As a photographer, you know that taking great pictures takes more than just a nice camera. Having all the right equipment can really make or break a shoot, especially when it comes to tripods. However, when you’re looking to buy a new tripod, you may feel overwhelmed by the amount of choices out there. Read on to learn how to choose the perfect tripod for your needs.


Things to Consider when Buying a Tripod

When it comes to choosing the right tripod for the job, it’s important to think about exactly how you’ll be using it. Depending on which setting you’ll be using it in, some factors may be more important than others. First, consider your budget, and then start from there. On the cheaper side, tripods can go for less than £50, and can range to upwards of £1000. While the pricier models may have more bells and whistles, you may not always need the most expensive model to do the job. However, higher price tags do usually correlate with higher quality, so if you want something that will last a long time, it may be worth spending a bit extra.

Don’t forget, you’ll need to be carrying this tripod with you on shoots, so consider how heavy and long it is, and how easy it’ll be to carry with all your other equipment in tow. If you’re shooting in a studio, you may never need to move your tripod more than a few feet, but if you’re shooting outdoors, or traveling to different locations, such as weddings and events, you will want something lightweight and easy to grip. Keep in mind, though, that lighter tripods do tend to have less stability, so it needs to be a balance between ease of transport and stability.

Find a tripod that works with your own height. Even if you’re not tall, sometimes the maximum height on certain tripods can be too low for some people. And if you tend to shoot at low angles, you’ll want one with a sufficient minimum height too, so check out how low it can go. Do note, though, that as you increase the height of your tripod, stability can decrease, especially if your tripod has thin bottom leg sections. You can counteract this by looking for a tripod with more heavy-duty legs.

If you have a local camera shop, it can be a good idea to go in and try out a few different tripods to get a feel for how they work and their ease of use.

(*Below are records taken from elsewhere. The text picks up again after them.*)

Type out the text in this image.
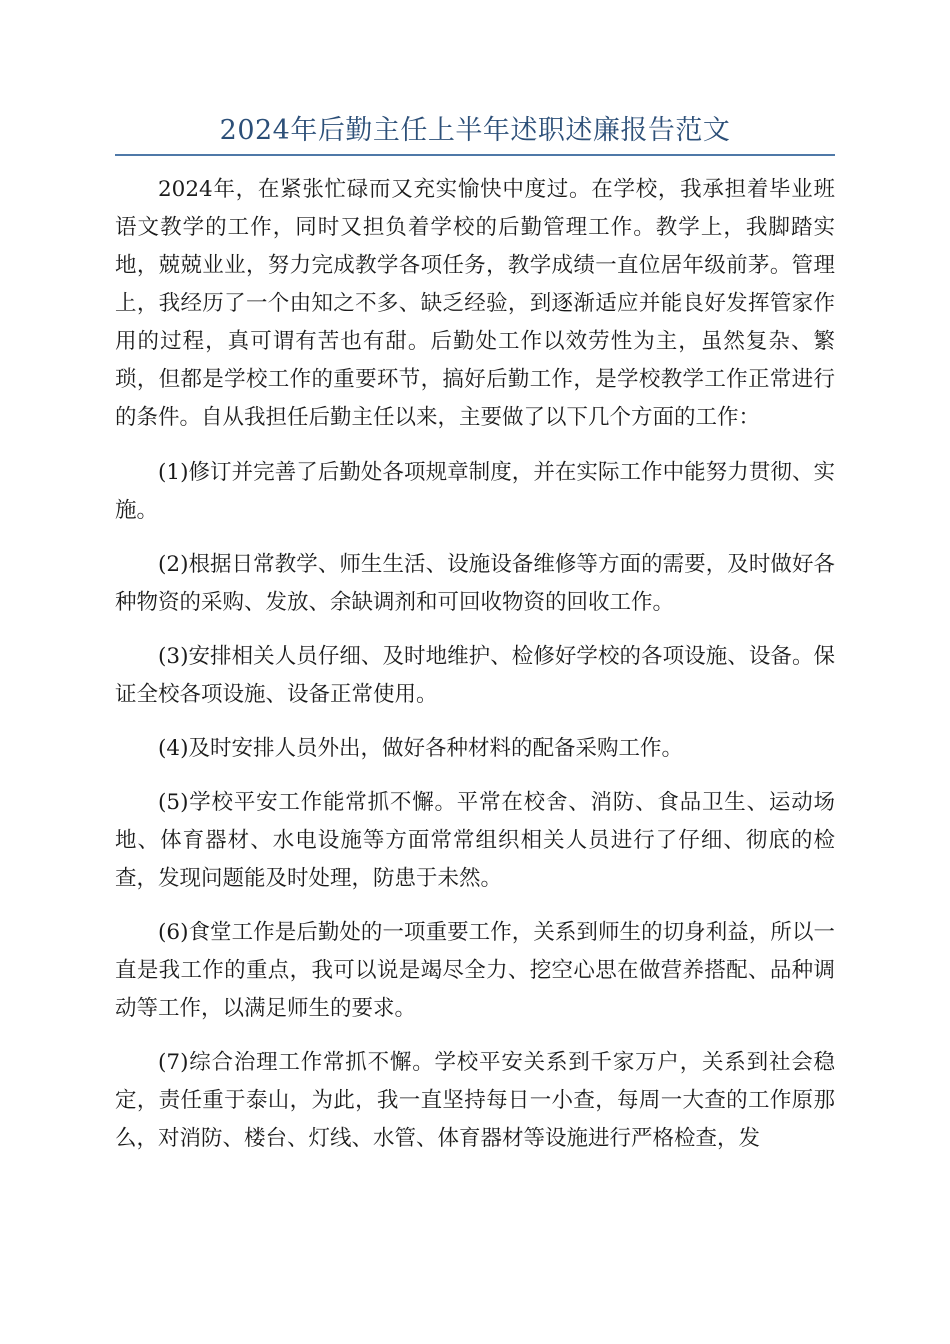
2024年后勤主任上半年述职述廉报告范文

2024年，在紧张忙碌而又充实愉快中度过。在学校，我承担着毕业班语文教学的工作，同时又担负着学校的后勤管理工作。教学上，我脚踏实地，兢兢业业，努力完成教学各项任务，教学成绩一直位居年级前茅。管理上，我经历了一个由知之不多、缺乏经验，到逐渐适应并能良好发挥管家作用的过程，真可谓有苦也有甜。后勤处工作以效劳性为主，虽然复杂、繁琐，但都是学校工作的重要环节，搞好后勤工作，是学校教学工作正常进行的条件。自从我担任后勤主任以来，主要做了以下几个方面的工作：

(1)修订并完善了后勤处各项规章制度，并在实际工作中能努力贯彻、实施。

(2)根据日常教学、师生生活、设施设备维修等方面的需要，及时做好各种物资的采购、发放、余缺调剂和可回收物资的回收工作。

(3)安排相关人员仔细、及时地维护、检修好学校的各项设施、设备。保证全校各项设施、设备正常使用。

(4)及时安排人员外出，做好各种材料的配备采购工作。

(5)学校平安工作能常抓不懈。平常在校舍、消防、食品卫生、运动场地、体育器材、水电设施等方面常常组织相关人员进行了仔细、彻底的检查，发现问题能及时处理，防患于未然。

(6)食堂工作是后勤处的一项重要工作，关系到师生的切身利益，所以一直是我工作的重点，我可以说是竭尽全力、挖空心思在做营养搭配、品种调动等工作，以满足师生的要求。

(7)综合治理工作常抓不懈。学校平安关系到千家万户，关系到社会稳定，责任重于泰山，为此，我一直坚持每日一小查，每周一大查的工作原那么，对消防、楼台、灯线、水管、体育器材等设施进行严格检查，发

Being able to assemble and break it down quickly and easily is important too, and contributes to its ability to be transported. Check out the locks on the legs as well. Some locks twist to tighten, while others flip or snap into place. Which works better for you will depend on your preference and what you’re using it for.

If you are able to test out tripods in person, it may be easier to find one that works for you, but if your only option is buying online, be sure to closely compare specs, reviews and prices before making a final decision. In addition, if it’s within your budget, you may want to have multiple tripods for different kinds of shoots (i.e. a lightweight one for traveling or outdoor shooting, and a larger one for in-studio).

When it comes down to it, there are lots of great tripods available on the market. It may seem hard to make a choice at first, by if you keep the above factors in mind, your decision will come naturally.